Nas ruas de Braga faz calor no Verão. Os velhos juntam-se no chafariz e comentam no fresco dos salpicos de água o pouco que há a comentar, que o futebol acabou em Maio e nem todos os dias há transferências de milhões. Quando o sol bate mais forte, levantam-se e vão para o café de eleição, um tira o baralho do bolso e joga-se uma sueca antes que fique tarde. Vaza a vaza o jogo corre, um par ganha e ri, o outro perde e rosna, passa o tempo e dividem a conta da bebida no fim. Ao chegarem às suas casas já nem lembram quem ganhou.
Ricardo Reis, se ainda existisse, faria deste momento um poema como aqueloutro dos persas e do xadrez. Cairiam bem, estes velhos, nos conceitos epicuristas do poeta. Não sabemos se o fazem por escolha ou por desgaste, cansados demais do tempo para se exaltarem, mas que aproveitam aquela tarde de calor com risos, pinga e amigos aproveitam, ganhando ou perdendo. É nisso que invejo os velhos.
No outro dia, num serão em dia de semana, eu e a minha namorada estávamos na companhia de dois amigos, com tempo para gastar e sem ideias para o preencher. Ela sugeriu sueca, os outros dois não distinguiam copas de espadas. Não foi chocante, a maioria dos jovens da minha idade é assim, conhecem as regras do Peixinho e do Uno e quando conhecem mais algumas já é demais.
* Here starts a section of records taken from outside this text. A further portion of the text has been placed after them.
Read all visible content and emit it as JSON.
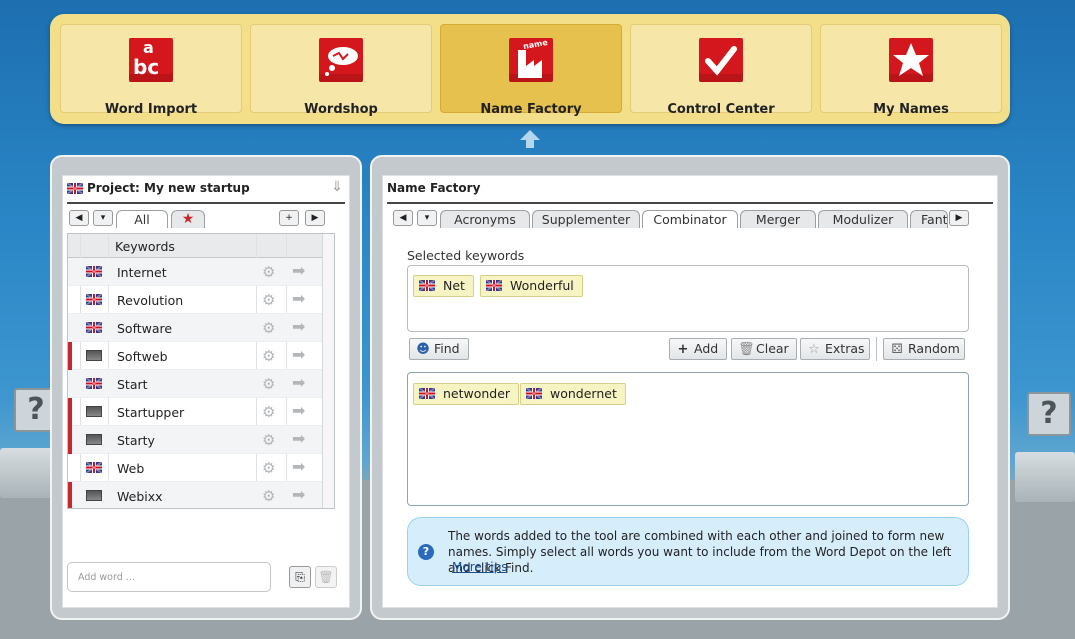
{
  "nav": {
    "items": [
      {
        "label": "Word Import",
        "active": false
      },
      {
        "label": "Wordshop",
        "active": false
      },
      {
        "label": "Name Factory",
        "active": true
      },
      {
        "label": "Control Center",
        "active": false
      },
      {
        "label": "My Names",
        "active": false
      }
    ],
    "icon_texts": {
      "abc_top": "a",
      "abc_bottom": "bc",
      "name": "name"
    }
  },
  "left_panel": {
    "title": "Project: My new startup",
    "tabs": {
      "all_label": "All"
    },
    "table": {
      "header": "Keywords",
      "rows": [
        {
          "word": "Internet",
          "flag": "uk",
          "marked": false
        },
        {
          "word": "Revolution",
          "flag": "uk",
          "marked": false
        },
        {
          "word": "Software",
          "flag": "uk",
          "marked": false
        },
        {
          "word": "Softweb",
          "flag": "generic",
          "marked": true
        },
        {
          "word": "Start",
          "flag": "uk",
          "marked": false
        },
        {
          "word": "Startupper",
          "flag": "generic",
          "marked": true
        },
        {
          "word": "Starty",
          "flag": "generic",
          "marked": true
        },
        {
          "word": "Web",
          "flag": "uk",
          "marked": false
        },
        {
          "word": "Webixx",
          "flag": "generic",
          "marked": true
        }
      ]
    },
    "add_word_placeholder": "Add word ..."
  },
  "right_panel": {
    "title": "Name Factory",
    "tabs": [
      "Acronyms",
      "Supplementer",
      "Combinator",
      "Merger",
      "Modulizer",
      "Fant"
    ],
    "active_tab": "Combinator",
    "selected_keywords_label": "Selected keywords",
    "selected_keywords": [
      "Net",
      "Wonderful"
    ],
    "buttons": {
      "find": "Find",
      "add": "Add",
      "clear": "Clear",
      "extras": "Extras",
      "random": "Random"
    },
    "results": [
      "netwonder",
      "wondernet"
    ],
    "info": {
      "text": "The words added to the tool are combined with each other and joined to form new names. Simply select all words you want to include from the Word Depot on the left and click Find.",
      "link": "More tips"
    }
  },
  "colors": {
    "accent_red": "#d4171c",
    "nav_bg": "#f3de8a",
    "nav_active": "#e6c14d"
  }
}
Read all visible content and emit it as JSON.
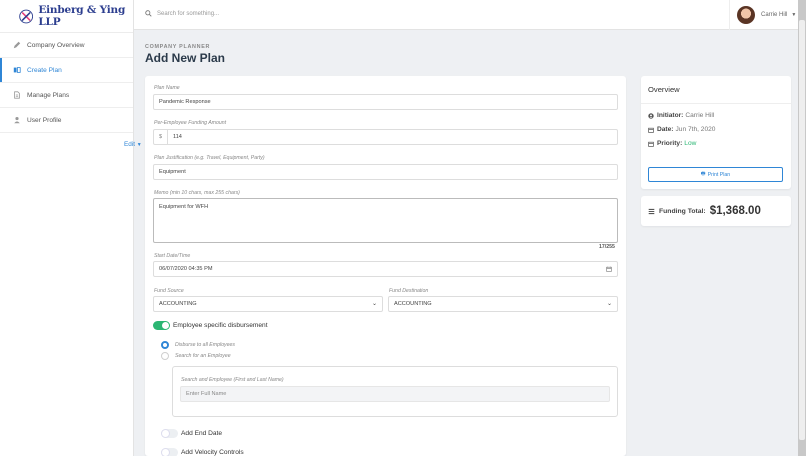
{
  "brand": {
    "name": "Einberg & Ying LLP"
  },
  "sidebar": {
    "items": [
      {
        "label": "Company Overview",
        "icon": "pencil-icon"
      },
      {
        "label": "Create Plan",
        "icon": "columns-icon",
        "active": true
      },
      {
        "label": "Manage Plans",
        "icon": "document-icon"
      },
      {
        "label": "User Profile",
        "icon": "user-icon"
      }
    ]
  },
  "topbar": {
    "search_placeholder": "Search for something...",
    "user_name": "Carrie Hill"
  },
  "header": {
    "eyebrow": "COMPANY PLANNER",
    "title": "Add New Plan"
  },
  "form": {
    "plan_name_label": "Plan Name",
    "plan_name_value": "Pandemic Response",
    "funding_label": "Per-Employee Funding Amount",
    "funding_prefix": "$",
    "funding_value": "114",
    "justification_label": "Plan Justification (e.g. Travel, Equipment, Party)",
    "justification_value": "Equipment",
    "memo_label": "Memo (min 10 chars, max 255 chars)",
    "memo_value": "Equipment for WFH",
    "memo_counter": "17/255",
    "start_label": "Start Date/Time",
    "start_value": "06/07/2020 04:35 PM",
    "fund_source_label": "Fund Source",
    "fund_source_value": "ACCOUNTING",
    "fund_dest_label": "Fund Destination",
    "fund_dest_value": "ACCOUNTING",
    "employee_toggle_label": "Employee specific disbursement",
    "employee_toggle_on": true,
    "radio_all": "Disburse to all Employees",
    "radio_search": "Search for an Employee",
    "search_employee_label": "Search and Employee (First and Last Name)",
    "search_employee_placeholder": "Enter Full Name",
    "end_date_label": "Add End Date",
    "end_date_on": false,
    "velocity_label": "Add Velocity Controls",
    "velocity_on": false
  },
  "overview": {
    "title": "Overview",
    "initiator_label": "Initiator:",
    "initiator_value": "Carrie Hill",
    "date_label": "Date:",
    "date_value": "Jun 7th, 2020",
    "priority_label": "Priority:",
    "priority_value": "Low",
    "edit_label": "Edit",
    "print_label": "Print Plan",
    "funding_total_label": "Funding Total:",
    "funding_total_value": "$1,368.00"
  },
  "colors": {
    "accent": "#2f86d6",
    "success": "#2bb673",
    "brand": "#2c3e8f"
  }
}
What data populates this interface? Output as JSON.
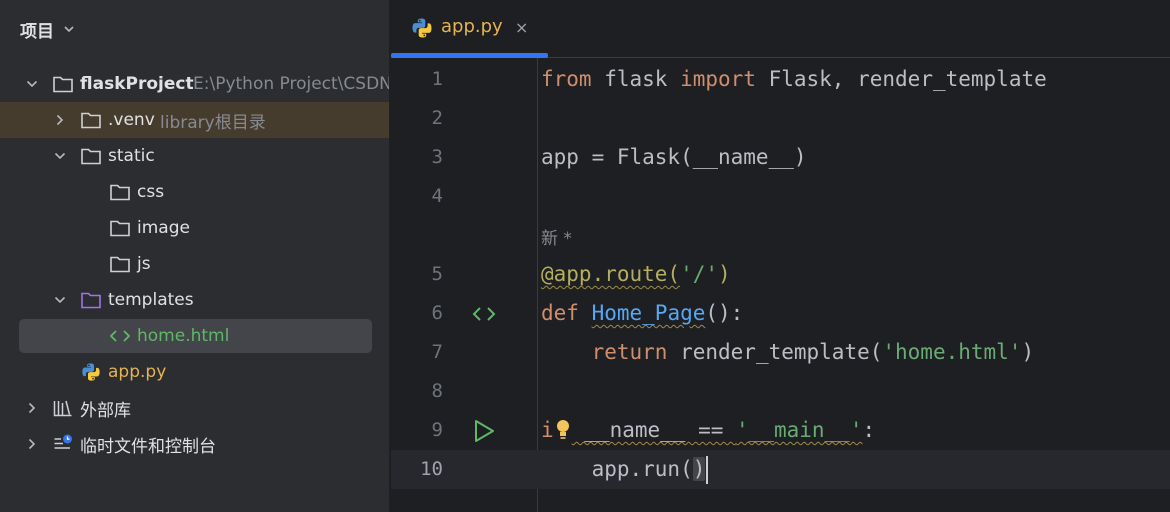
{
  "sidebar": {
    "title": "项目",
    "tree": [
      {
        "label": "flaskProject",
        "hint": "E:\\Python Project\\CSDN",
        "icon": "folder-icon"
      },
      {
        "label": ".venv",
        "hint": "library根目录",
        "icon": "folder-icon"
      },
      {
        "label": "static",
        "icon": "folder-icon"
      },
      {
        "label": "css",
        "icon": "folder-icon"
      },
      {
        "label": "image",
        "icon": "folder-icon"
      },
      {
        "label": "js",
        "icon": "folder-icon"
      },
      {
        "label": "templates",
        "icon": "folder-icon"
      },
      {
        "label": "home.html",
        "icon": "html-icon"
      },
      {
        "label": "app.py",
        "icon": "python-icon"
      },
      {
        "label": "外部库",
        "icon": "library-icon"
      },
      {
        "label": "临时文件和控制台",
        "icon": "scratches-icon"
      }
    ]
  },
  "editor": {
    "tab": {
      "label": "app.py",
      "close": "×"
    },
    "inlay_hint": "新 *",
    "line_numbers": [
      "1",
      "2",
      "3",
      "4",
      "5",
      "6",
      "7",
      "8",
      "9",
      "10"
    ],
    "code": {
      "l1": [
        "from",
        " flask ",
        "import",
        " Flask, render_template"
      ],
      "l3": "app = Flask(__name__)",
      "l5": [
        "@app.route(",
        "'/'",
        ")"
      ],
      "l6": [
        "def",
        " ",
        "Home_Page",
        "():"
      ],
      "l7": [
        "    ",
        "return",
        " render_template(",
        "'home.html'",
        ")"
      ],
      "l9": [
        "i",
        " __name__ == ",
        "'__main__'",
        ":"
      ],
      "l10": [
        "    app.run(",
        ")"
      ]
    }
  },
  "colors": {
    "accent": "#3574f0",
    "keyword": "#cf8e6d",
    "string": "#6aab73",
    "function": "#56a8f5",
    "decorator": "#b3ae60"
  }
}
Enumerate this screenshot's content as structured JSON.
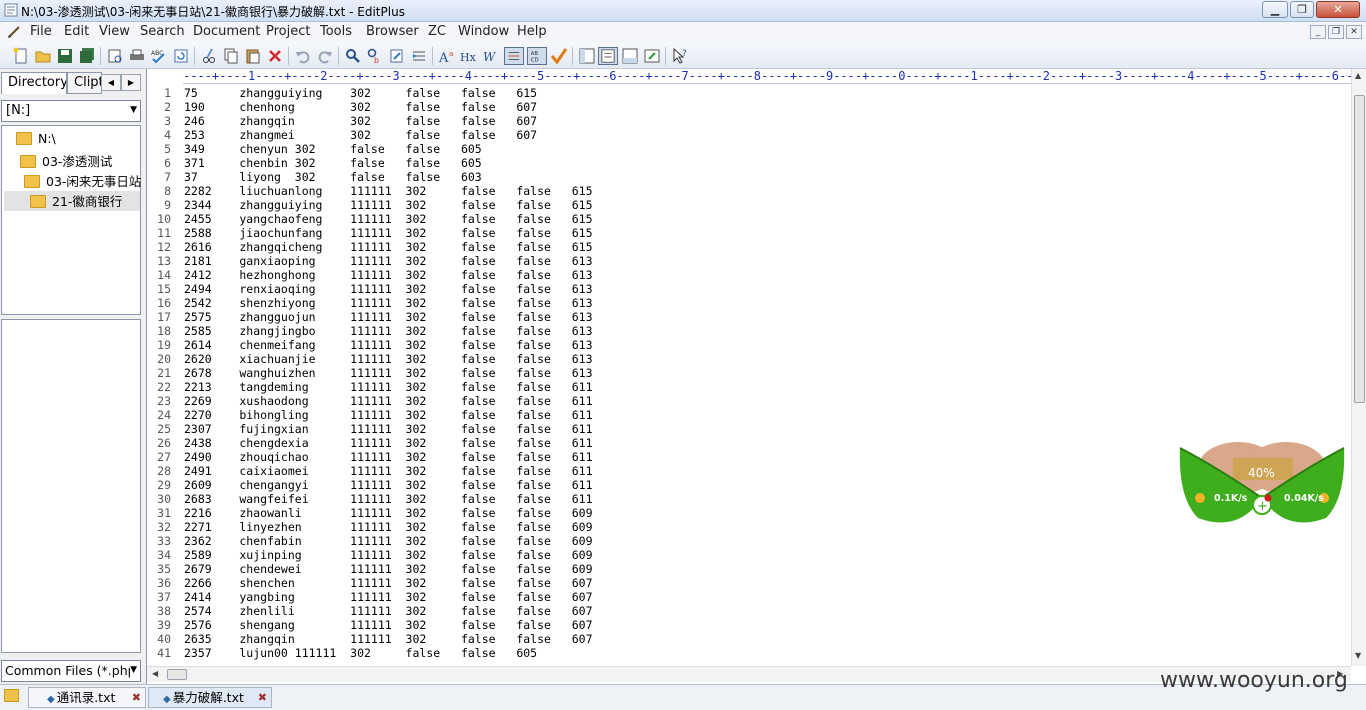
{
  "window": {
    "title": "N:\\03-渗透测试\\03-闲来无事日站\\21-徽商银行\\暴力破解.txt - EditPlus"
  },
  "menu": [
    "File",
    "Edit",
    "View",
    "Search",
    "Document",
    "Project",
    "Tools",
    "Browser",
    "ZC",
    "Window",
    "Help"
  ],
  "left_panel": {
    "tabs": [
      "Directory",
      "Clipt"
    ],
    "drive": "[N:]",
    "tree": [
      "N:\\",
      "03-渗透测试",
      "03-闲来无事日站",
      "21-徽商银行"
    ],
    "filter": "Common Files (*.php"
  },
  "editor": {
    "ruler": "----+----1----+----2----+----3----+----4----+----5----+----6----+----7----+----8----+----9----+----0----+----1----+----2----+----3----+----4----+----5----+----6----+",
    "lines": [
      "75\tzhangguiying\t302\tfalse\tfalse\t615",
      "190\tchenhong\t302\tfalse\tfalse\t607",
      "246\tzhangqin\t302\tfalse\tfalse\t607",
      "253\tzhangmei\t302\tfalse\tfalse\t607",
      "349\tchenyun 302\tfalse\tfalse\t605",
      "371\tchenbin 302\tfalse\tfalse\t605",
      "37\tliyong  302\tfalse\tfalse\t603",
      "2282\tliuchuanlong\t111111\t302\tfalse\tfalse\t615",
      "2344\tzhangguiying\t111111\t302\tfalse\tfalse\t615",
      "2455\tyangchaofeng\t111111\t302\tfalse\tfalse\t615",
      "2588\tjiaochunfang\t111111\t302\tfalse\tfalse\t615",
      "2616\tzhangqicheng\t111111\t302\tfalse\tfalse\t615",
      "2181\tganxiaoping\t111111\t302\tfalse\tfalse\t613",
      "2412\thezhonghong\t111111\t302\tfalse\tfalse\t613",
      "2494\trenxiaoqing\t111111\t302\tfalse\tfalse\t613",
      "2542\tshenzhiyong\t111111\t302\tfalse\tfalse\t613",
      "2575\tzhangguojun\t111111\t302\tfalse\tfalse\t613",
      "2585\tzhangjingbo\t111111\t302\tfalse\tfalse\t613",
      "2614\tchenmeifang\t111111\t302\tfalse\tfalse\t613",
      "2620\txiachuanjie\t111111\t302\tfalse\tfalse\t613",
      "2678\twanghuizhen\t111111\t302\tfalse\tfalse\t613",
      "2213\ttangdeming\t111111\t302\tfalse\tfalse\t611",
      "2269\txushaodong\t111111\t302\tfalse\tfalse\t611",
      "2270\tbihongling\t111111\t302\tfalse\tfalse\t611",
      "2307\tfujingxian\t111111\t302\tfalse\tfalse\t611",
      "2438\tchengdexia\t111111\t302\tfalse\tfalse\t611",
      "2490\tzhouqichao\t111111\t302\tfalse\tfalse\t611",
      "2491\tcaixiaomei\t111111\t302\tfalse\tfalse\t611",
      "2609\tchengangyi\t111111\t302\tfalse\tfalse\t611",
      "2683\twangfeifei\t111111\t302\tfalse\tfalse\t611",
      "2216\tzhaowanli\t111111\t302\tfalse\tfalse\t609",
      "2271\tlinyezhen\t111111\t302\tfalse\tfalse\t609",
      "2362\tchenfabin\t111111\t302\tfalse\tfalse\t609",
      "2589\txujinping\t111111\t302\tfalse\tfalse\t609",
      "2679\tchendewei\t111111\t302\tfalse\tfalse\t609",
      "2266\tshenchen\t111111\t302\tfalse\tfalse\t607",
      "2414\tyangbing\t111111\t302\tfalse\tfalse\t607",
      "2574\tzhenlili\t111111\t302\tfalse\tfalse\t607",
      "2576\tshengang\t111111\t302\tfalse\tfalse\t607",
      "2635\tzhangqin\t111111\t302\tfalse\tfalse\t607",
      "2357\tlujun00 111111\t302\tfalse\tfalse\t605"
    ]
  },
  "doc_tabs": [
    {
      "label": "通讯录.txt",
      "active": false
    },
    {
      "label": "暴力破解.txt",
      "active": true
    }
  ],
  "net_widget": {
    "percent": "40%",
    "upload": "0.1K/s",
    "download": "0.04K/s"
  },
  "watermark": "www.wooyun.org",
  "colors": {
    "ruler": "#1c2fb5",
    "widget_green": "#3fae1c"
  }
}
Contudo, pôs-me a pensar.
Pela família que tive e por ter praticado um desporto que me exigia dormir em pavilhões pelo país, onde raramente havia internet, fui aprendendo as voltas que se podia dar com um baralho de cartas, uma prima ensinava o Keims, um colega partilhava o Desconfia, um conhecido de um conhecido instruía-me no Eleven e as coisas andavam assim, ainda longe da beleza escondida nas entrelinhas do regulamento da sueca.
Foi no Verão de 2021 que isso mudou, tinha eu 17 anos. Nesse Junho, juntei-me a um grupo de amigos, que não era bem um grupo de amigos, que me colocou à mesa de jogo na primeira oportunidade. Aprendi a matéria toda nessa manhã, ao longo das semanas seguintes fui melhorando a minha técnica e no início de Setembro, antes de voltar à vida real, já conseguia ganhar alguns jogos àqueles que foram os meus professores.
Escrevo esta crónica porque me lembrei desses tempos e imaginei um dos velhos de Braga a passar por nós naquele calor, a ver as cartas saltar da mão para a mesa, a ouvir um "carta batida não é recolhida". Imaginei a sua felicidade aguentar o tempo e chegar até nós. No outro dia, aqueles meus dois amigos acharam que a pinta era o número escrito nas cartas, imaginei aquele mesmo velho fechar a cara em desilusão.
Não me cabe a mim determinar que os jovens deviam aprender a jogar à sueca em vez de a mais um jogo de computador. Não me cabe a mim decidir que os jovens devem optar por uma tarde com um baralho de cartas e um trio de amigos em vez de uma noite numa discoteca. Não me cabe a mim criar a cultura, pois são as gentes que a criam. Ainda assim, ver aquele velho imaginado desiludido magoou-me e nada me proíbe de questionar porque é que como sociedade viemos parar a um sítio pior.
Muitas teorias servem para responder a esta questão. Uma delas é que não viemos para um sítio pior, mas para um melhor, que apenas acho o contrário porque o meu subconsciente associa as tradições antigas, como a sueca, a sentimentos bons, que isso me faz olhar para os contornos actuais da cultura, já na busca por defeitos.
Outra é que viemos apenas para um sítio diferente, cuja avaliação é subjectiva, que eu acho pior porque as novas características do espaço cultural vão contra as minhas preferências pessoais, seja pela americanização, pela comercialização constante ou pela banalidade das temáticas mais badaladas. Eu gosto mais da segunda teoria, mas apenas me faz alterar a pergunta de “Porque é que viemos parar a um sítio pior?” para “Porque é que viemos parar aqui?”.
Enfim, naquele outro dia, com a minha namorada e os outros dois amigos, eu e ela ensinamos-lhes as regras do sobe e desce, primo da sueca. Deu para umas horas de riso e não tarda dará para mais. Se um dos velhos das tardes de calor passasse por nós nesse serão sorriria, isso deixa-me feliz. Pouco mais me importa de verdade.